Bu işler makyajla olmaz. Artık Bandırma için duyarlı olan tüm kesimlerin kentin acı gerçeklerini görmenin zamanı geldi de geçiyor. Bandırma zehir soluyor, nefes alamıyor. Yaşadığımız kentte insan ömrü 20 yaş kısaldı. Gidin Uludağ Tıp Fakültesine ilgili bir servise sorun Güney Marmara’da kanser hastalığı en fazla nerelerde görülüyor diye. Cevap belli..Sadece Resmi olmayan kayıtlara göre Bandırma ve çevresinde kanser hastalığının ciddi bir artışın içinde olduğudur. Sebebini anlatmaya gerek yokta bu çevresel kirlilikle mücadele eden dostlarımız ne gibi çalışmaların içindeler çok merak ediyorum ama maalesef birbirlerine selam vermekten bile kaçınan bu arkadaşların yaptıkları tek icraat Cumhuriyet Meydanında klasikleşmiş guruplar ve sıradan söylemlerle bol bol “selfie” çektirmeleridir. Asıl önemli olanı ise arkadaşlar çevresel kirlilikle olan uğraşlarını Belediyelerin tahsis ettiği araçlarla Bandırma haricinde her yerde yaparlarken yaşadıkları kentin çivisi çıkmış farkında bile değiller. İşin zoruna değil devamlı kolayına kaçıyorlar. Yaptıkları eylemler caydırıcı değil popülizm kokan eylemler.
Hani ne oldu?
Gittiniz, haykırdınız ,isyan ettiniz fotoğraflar verdiniz tarım arazilerinde, Bandırma limanı önünde.
Sonuç!!!
Kim duydu sesinizi, kimlerin umurunda oldu yapılan açıklamalar? Var mı bir geri dönüş umursama!
Kocaman bir hiç!!!
Birinci sınıf tarım arazileri üzerine dikilen OSB inşaatları tüm hızıyla devam ederken angus gemilerinin biri gidiyor biri geliyor değişen ne oldu?

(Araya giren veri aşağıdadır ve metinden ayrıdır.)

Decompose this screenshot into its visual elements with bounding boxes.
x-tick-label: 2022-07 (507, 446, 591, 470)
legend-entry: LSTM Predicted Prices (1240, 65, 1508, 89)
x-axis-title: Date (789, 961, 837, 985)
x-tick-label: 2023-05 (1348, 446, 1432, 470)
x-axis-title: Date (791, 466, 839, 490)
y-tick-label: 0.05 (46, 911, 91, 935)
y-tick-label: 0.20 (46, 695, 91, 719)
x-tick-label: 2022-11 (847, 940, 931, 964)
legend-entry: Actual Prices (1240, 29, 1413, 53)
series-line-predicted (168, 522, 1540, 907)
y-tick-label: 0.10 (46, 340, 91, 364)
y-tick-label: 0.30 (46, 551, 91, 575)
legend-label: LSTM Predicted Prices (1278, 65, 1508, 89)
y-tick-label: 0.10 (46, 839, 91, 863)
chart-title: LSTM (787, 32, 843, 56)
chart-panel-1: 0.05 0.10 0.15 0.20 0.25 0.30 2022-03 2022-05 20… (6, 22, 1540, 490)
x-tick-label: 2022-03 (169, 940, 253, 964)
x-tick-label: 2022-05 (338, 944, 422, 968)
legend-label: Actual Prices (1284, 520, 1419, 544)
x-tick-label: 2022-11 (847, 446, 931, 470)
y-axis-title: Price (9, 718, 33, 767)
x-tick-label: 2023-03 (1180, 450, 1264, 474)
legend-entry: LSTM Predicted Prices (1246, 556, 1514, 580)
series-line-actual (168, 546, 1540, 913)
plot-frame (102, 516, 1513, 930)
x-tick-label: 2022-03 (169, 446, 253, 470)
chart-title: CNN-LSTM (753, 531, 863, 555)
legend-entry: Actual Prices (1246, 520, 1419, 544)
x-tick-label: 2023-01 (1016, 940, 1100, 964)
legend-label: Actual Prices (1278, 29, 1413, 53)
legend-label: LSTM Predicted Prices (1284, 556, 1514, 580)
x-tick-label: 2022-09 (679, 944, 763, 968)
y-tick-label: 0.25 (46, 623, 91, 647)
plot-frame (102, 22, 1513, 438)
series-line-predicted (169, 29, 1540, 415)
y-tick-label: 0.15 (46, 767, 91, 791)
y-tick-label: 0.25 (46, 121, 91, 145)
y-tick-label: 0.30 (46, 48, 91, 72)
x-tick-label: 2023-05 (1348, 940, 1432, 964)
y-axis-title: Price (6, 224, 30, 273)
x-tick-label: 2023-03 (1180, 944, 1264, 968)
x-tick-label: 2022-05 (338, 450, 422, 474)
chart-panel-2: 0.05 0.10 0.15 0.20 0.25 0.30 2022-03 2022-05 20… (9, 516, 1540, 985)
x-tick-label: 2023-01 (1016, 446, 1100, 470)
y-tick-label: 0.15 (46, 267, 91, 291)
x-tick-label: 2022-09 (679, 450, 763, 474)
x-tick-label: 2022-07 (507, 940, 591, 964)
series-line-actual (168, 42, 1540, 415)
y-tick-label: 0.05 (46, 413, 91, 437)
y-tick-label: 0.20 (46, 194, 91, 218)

Aynı tas aynı hamam devam ediyor. Beyler bakın hiç kimse kendini kandırmasın. Çocuklarımızın sağlıklı yaşaması adına, Bandırma’nın yaşanabilir bir kent olması için tek çözüm yolu duyarlı tüm kurumların sen ben kavgalarını kişisel egolarını buzdolabına atıp birlikte hareket etmeleriyle olacaktır. Aksi ise Özgürlükler kenti Bandırma adım adım yaşanabilir bir kent olmaktan çıkıyor benden hatırlatması!!